Lizzo is opening up about the Black Lives Matter movement, race in America and her rising career.
In a new cover interview with Vogue, the singer gets candid about her experience as a Black woman and says that she's been "brokenhearted by this country" since she was a child.
"My dad taught me very early on about what being Black in this country is," she said. "When I learned about Emmett Till, I was so young. And I have never forgotten his face."
When Black Lives Matter organized in 2013, Lizzo felt hopeful. But when 12-year-old Cleveland boy Tamir Rice was shot and killed by a police officer the following year, she began to question whether progress was possible.
"They don’t actually care. And ‘they’ — I don’t know who ‘they’ are. But I know that they don’t care, because if s--- like this is still happening, there has to be a ‘they.’ They don’t care about somebody’s actual life," the 32-year-old said, recalling how she felt at the time.
In 2015, Lizzo went on to release "My Skin," an emotional song about her feelings on racial relations. After the death of George Floyd earlier this year, she filmed a powerful message for her Instagram fans and declared, "Protest is not the end of progress, it is the beginning."

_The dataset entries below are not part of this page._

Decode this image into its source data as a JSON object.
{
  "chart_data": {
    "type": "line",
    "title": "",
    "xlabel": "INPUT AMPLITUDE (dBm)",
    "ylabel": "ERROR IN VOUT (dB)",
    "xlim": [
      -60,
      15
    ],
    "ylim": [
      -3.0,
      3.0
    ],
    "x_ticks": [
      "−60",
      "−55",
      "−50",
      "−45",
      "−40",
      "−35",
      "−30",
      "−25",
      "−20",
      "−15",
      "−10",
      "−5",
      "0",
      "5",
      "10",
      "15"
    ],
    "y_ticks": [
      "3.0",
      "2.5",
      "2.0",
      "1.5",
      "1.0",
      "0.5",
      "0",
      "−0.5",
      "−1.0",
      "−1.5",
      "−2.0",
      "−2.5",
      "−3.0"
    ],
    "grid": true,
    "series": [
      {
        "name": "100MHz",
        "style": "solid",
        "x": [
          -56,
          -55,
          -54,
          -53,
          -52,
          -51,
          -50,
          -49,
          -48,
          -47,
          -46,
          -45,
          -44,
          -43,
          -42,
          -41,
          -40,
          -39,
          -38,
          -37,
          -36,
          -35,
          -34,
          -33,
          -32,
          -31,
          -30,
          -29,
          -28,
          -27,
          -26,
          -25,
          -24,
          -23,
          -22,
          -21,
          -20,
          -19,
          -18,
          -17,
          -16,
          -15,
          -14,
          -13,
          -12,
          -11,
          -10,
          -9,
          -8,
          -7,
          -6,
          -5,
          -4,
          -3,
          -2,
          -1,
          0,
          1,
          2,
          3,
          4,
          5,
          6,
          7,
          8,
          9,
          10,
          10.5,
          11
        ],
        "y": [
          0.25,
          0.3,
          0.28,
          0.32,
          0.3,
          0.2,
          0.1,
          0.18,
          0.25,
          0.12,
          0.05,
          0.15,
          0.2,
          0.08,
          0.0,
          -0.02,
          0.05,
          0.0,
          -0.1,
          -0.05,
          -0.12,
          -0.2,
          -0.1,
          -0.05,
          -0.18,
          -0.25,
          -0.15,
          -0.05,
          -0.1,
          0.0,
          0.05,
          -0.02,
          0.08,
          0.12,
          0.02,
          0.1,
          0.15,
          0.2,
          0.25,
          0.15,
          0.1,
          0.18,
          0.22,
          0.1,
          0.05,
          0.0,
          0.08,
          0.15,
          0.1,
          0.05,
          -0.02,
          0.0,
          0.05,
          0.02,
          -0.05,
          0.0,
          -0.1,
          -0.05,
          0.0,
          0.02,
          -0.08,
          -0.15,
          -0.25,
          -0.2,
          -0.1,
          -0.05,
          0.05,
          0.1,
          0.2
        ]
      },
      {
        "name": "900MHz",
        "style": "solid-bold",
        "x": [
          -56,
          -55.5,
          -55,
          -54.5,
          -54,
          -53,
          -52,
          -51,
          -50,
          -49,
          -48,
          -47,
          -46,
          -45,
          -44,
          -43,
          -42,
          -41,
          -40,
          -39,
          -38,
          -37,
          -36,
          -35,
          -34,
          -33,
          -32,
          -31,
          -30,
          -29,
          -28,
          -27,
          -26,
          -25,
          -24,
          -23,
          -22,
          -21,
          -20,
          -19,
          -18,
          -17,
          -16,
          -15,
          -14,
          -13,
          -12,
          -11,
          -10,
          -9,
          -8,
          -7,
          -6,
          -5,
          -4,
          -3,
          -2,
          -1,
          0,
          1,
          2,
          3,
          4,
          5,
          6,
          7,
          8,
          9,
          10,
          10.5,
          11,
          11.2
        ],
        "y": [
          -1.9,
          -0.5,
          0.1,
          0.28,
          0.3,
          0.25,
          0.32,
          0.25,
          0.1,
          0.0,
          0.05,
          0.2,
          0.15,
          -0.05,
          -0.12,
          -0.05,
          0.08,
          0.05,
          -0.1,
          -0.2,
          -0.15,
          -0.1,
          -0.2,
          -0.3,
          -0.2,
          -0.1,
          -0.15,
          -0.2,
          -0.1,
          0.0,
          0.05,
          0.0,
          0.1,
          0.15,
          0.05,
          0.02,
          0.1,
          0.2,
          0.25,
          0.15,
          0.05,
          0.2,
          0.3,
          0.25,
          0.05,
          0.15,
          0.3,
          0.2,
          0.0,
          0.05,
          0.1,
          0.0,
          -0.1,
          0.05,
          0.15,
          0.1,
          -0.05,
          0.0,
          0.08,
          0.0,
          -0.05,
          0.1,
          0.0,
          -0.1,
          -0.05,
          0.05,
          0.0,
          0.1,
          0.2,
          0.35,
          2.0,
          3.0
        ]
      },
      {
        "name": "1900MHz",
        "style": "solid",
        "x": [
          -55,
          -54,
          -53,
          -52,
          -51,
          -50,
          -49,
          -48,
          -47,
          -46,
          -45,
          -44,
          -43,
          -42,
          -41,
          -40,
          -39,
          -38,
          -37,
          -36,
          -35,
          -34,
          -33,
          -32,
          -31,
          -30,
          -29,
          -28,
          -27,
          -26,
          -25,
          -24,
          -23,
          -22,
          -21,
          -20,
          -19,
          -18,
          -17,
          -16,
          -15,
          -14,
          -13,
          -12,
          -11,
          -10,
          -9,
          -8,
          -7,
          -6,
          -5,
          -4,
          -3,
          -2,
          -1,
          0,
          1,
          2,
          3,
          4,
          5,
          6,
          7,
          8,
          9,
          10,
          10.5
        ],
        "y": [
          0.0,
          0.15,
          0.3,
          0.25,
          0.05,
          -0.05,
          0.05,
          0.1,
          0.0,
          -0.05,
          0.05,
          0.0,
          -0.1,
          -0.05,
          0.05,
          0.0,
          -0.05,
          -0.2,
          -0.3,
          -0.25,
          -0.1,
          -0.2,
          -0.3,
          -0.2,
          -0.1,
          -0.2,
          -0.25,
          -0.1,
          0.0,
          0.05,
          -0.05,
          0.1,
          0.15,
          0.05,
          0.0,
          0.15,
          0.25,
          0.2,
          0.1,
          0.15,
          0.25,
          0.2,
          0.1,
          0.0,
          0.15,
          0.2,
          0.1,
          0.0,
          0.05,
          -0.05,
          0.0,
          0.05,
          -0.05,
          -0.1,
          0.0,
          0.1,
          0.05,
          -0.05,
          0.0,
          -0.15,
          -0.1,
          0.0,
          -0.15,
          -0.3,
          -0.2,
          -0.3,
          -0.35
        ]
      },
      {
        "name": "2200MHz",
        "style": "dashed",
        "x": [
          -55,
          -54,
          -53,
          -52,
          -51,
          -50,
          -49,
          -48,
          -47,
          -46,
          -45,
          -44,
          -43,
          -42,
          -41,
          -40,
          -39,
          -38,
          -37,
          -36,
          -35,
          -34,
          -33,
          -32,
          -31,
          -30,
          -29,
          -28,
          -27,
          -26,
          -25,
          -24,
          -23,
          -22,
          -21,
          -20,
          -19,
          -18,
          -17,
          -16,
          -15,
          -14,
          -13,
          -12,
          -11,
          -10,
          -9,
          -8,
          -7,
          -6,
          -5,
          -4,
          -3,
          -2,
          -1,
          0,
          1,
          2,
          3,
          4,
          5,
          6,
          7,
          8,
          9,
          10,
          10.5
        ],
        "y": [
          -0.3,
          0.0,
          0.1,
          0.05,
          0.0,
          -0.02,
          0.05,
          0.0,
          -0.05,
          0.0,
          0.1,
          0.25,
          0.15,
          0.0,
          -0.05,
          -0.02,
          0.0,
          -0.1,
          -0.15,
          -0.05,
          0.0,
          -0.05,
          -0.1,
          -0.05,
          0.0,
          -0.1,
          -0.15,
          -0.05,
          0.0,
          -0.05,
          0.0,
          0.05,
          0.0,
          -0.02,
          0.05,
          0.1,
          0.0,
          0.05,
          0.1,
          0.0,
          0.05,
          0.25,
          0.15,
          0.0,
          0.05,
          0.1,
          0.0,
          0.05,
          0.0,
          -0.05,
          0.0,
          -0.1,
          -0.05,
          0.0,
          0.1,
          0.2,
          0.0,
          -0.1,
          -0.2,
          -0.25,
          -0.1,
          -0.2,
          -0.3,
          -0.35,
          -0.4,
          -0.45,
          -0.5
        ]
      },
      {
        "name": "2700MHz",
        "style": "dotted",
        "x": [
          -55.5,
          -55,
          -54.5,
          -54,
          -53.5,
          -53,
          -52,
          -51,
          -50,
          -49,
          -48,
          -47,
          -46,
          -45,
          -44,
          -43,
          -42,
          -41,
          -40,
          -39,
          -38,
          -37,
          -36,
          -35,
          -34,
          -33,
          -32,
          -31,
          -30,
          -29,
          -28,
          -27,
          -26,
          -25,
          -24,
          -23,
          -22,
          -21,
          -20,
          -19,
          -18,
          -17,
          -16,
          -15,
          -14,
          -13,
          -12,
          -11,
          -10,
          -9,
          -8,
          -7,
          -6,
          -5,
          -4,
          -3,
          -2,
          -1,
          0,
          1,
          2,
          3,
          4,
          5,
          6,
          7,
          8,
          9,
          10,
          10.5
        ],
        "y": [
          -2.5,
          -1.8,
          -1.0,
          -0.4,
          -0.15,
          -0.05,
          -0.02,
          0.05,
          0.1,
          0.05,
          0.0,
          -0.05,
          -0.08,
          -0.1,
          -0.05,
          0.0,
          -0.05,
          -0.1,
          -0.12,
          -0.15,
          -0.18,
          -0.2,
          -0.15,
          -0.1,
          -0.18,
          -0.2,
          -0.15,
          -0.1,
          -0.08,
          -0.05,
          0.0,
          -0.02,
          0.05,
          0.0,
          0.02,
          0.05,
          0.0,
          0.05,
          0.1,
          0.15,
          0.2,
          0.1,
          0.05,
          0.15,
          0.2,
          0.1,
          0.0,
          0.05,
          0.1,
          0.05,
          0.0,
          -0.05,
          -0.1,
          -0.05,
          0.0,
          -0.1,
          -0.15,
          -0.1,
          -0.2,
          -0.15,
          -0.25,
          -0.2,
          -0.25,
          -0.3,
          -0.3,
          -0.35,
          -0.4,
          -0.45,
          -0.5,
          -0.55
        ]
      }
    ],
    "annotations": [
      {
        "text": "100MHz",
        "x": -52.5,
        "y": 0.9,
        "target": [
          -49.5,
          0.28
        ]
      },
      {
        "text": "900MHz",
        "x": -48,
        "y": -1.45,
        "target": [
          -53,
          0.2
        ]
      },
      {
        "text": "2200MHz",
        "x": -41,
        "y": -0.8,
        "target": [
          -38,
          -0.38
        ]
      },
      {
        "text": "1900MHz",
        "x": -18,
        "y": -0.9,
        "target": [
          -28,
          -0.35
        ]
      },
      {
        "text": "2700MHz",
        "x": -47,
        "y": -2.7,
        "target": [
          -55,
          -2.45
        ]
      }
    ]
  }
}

Asked how she's feeling in this moment amid protests, boycotts and the fight against systemic racism reverberating around America, the "Truth Hurts" singer said she's hopeful, albeit cautiously so: "I've been let down so much, you know," she said.
Being a Black woman in the music industry has come with its own set of challenges, but Lizzo is thrilled that her audience is so diverse. Still, music executives once told the singer they weren't so sure that she would have mass appeal.
"How dare these people sit up and tell me who my music is going to appeal to or not?” she recalled thinking.
Lizzo is known for her sassy lyrics and has become a role model for many women struggling with body image, but the singer says she she prefers to say that she's "body normative" rather than "body positive."
"I think it’s lazy for me to just say I’m body positive at this point," she said. "It’s easy. I would like to be body normative. I want to normalize my body. And not just be like, 'Oh, look at this cool movement. Being fat is body positive.' No, being fat is normal."